To ensure DM1 is causing the cytotoxic action of the conjugate, cytotoxicity studies of ANXA5 were carried out on TNBC cells as well as healthy mammary cells. The presence of ANXA5 on two TNBC cell lines and one healthy mammary cell line did not significantly impact viability with doses up to 0.7 mM (Fig. 1c, bottom right). At the higher IC50 of ANXA5-DM1 for the TNBC cells (0.85 nM DM1), the equivalent IC50 based on the ANXA5 concentration is 0.21 nM, assuming 4 moles DM1 per mole ANXA5; this concentration is 3300 times less than the highest ANXA5 concentration tested for free ANXA5 (690 nM). This indicates that the cytotoxic action of the conjugate is a result of the addition of the drug and not the protein alone.
Finally, we examined ANXA5-DM1's ability to induce ICD by evaluating the release of ATP into the extracellular space and calreticulin surface expression (Fig. 1d). At 10 nM, ANXA5-DM1 significantly increased ATP release. ANXA5-DM1 caused nearly 10 times more ATP released than free DM1. The untreated control had essentially 0 ATP in the extracellular space. Incubation with ANXA5-DM1 significantly increased calreticulin surface expression in comparison to the untreated control as determined by median fluorescent intensity. Although both ANXA5-DM1 and free DM1 significantly increased cell death, only ANXA5-DM1 significantly increased ICD. Additionally, ANXA5-DM1 significantly increased cell death in comparison to free DM1.

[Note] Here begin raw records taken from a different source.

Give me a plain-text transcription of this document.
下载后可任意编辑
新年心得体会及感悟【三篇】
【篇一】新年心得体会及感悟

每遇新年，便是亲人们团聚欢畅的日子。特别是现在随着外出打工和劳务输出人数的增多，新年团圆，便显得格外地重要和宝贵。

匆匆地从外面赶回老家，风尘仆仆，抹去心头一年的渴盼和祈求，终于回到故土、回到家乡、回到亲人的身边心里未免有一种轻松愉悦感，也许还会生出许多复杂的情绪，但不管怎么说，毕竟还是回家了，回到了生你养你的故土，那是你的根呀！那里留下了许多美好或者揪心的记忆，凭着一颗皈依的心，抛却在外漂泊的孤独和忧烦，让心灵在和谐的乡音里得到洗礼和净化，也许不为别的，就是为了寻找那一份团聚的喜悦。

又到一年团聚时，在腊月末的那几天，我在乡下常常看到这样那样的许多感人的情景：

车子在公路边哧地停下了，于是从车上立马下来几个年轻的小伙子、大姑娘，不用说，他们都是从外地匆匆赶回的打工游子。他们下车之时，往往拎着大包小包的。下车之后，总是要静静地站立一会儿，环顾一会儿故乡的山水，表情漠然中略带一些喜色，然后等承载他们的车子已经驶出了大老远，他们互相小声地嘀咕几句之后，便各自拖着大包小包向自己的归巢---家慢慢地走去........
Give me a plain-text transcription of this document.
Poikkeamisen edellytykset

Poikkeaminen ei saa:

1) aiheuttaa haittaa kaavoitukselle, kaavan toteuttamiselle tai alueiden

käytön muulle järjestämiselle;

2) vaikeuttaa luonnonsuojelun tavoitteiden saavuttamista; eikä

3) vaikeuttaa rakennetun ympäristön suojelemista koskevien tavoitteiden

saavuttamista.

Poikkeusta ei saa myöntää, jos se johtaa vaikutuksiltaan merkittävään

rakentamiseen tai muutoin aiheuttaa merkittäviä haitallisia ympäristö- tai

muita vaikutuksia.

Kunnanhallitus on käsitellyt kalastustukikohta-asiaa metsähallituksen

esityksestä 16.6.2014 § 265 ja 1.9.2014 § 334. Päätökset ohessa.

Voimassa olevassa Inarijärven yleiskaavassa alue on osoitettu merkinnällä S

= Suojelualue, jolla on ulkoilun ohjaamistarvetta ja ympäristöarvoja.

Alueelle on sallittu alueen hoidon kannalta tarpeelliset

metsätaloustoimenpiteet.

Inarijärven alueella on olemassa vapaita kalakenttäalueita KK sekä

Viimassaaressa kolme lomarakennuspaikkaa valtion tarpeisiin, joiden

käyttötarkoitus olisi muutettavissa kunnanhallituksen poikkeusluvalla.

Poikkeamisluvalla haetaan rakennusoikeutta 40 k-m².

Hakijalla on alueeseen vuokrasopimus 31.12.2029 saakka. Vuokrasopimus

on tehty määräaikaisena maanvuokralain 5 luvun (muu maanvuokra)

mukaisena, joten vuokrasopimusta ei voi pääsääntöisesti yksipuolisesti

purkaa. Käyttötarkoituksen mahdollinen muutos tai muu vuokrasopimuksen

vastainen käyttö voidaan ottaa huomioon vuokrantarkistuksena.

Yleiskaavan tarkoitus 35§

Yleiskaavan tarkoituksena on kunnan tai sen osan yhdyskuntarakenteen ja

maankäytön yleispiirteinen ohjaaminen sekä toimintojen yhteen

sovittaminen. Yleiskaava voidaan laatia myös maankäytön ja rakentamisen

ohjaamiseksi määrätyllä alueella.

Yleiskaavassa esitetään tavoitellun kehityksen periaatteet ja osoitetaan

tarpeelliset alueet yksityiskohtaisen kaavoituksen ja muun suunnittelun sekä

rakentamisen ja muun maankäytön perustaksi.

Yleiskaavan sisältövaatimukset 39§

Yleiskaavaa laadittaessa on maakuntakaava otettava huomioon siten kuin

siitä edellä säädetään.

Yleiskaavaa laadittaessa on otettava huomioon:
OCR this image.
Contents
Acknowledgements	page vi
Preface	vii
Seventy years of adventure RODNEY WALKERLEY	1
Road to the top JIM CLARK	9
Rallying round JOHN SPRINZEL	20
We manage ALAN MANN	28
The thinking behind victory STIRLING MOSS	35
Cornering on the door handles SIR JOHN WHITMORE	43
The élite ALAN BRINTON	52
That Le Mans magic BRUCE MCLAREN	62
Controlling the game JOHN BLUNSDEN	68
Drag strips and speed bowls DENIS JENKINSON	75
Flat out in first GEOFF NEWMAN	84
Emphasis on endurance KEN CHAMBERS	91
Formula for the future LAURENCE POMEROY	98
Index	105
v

In summary, we have successfully conjugated DM1 to ANXA5 for the targeted treatment of TNBC. We find that the ANXA5-DM1 conjugate quickly initiates cell death and induces two hallmarks of ICD.
Implications
ICD has been characterized as a unique pathway to activate the adaptive immune system against cancer. Novel use of the protein-drug conjugate ANXA5-DM1 for inducing ICD in breast tumors to activate the adaptive immune system could be combined with stimulation of the immune system with a checkpoint inhibitor and an immune adjuvant to treat metastatic TNBC.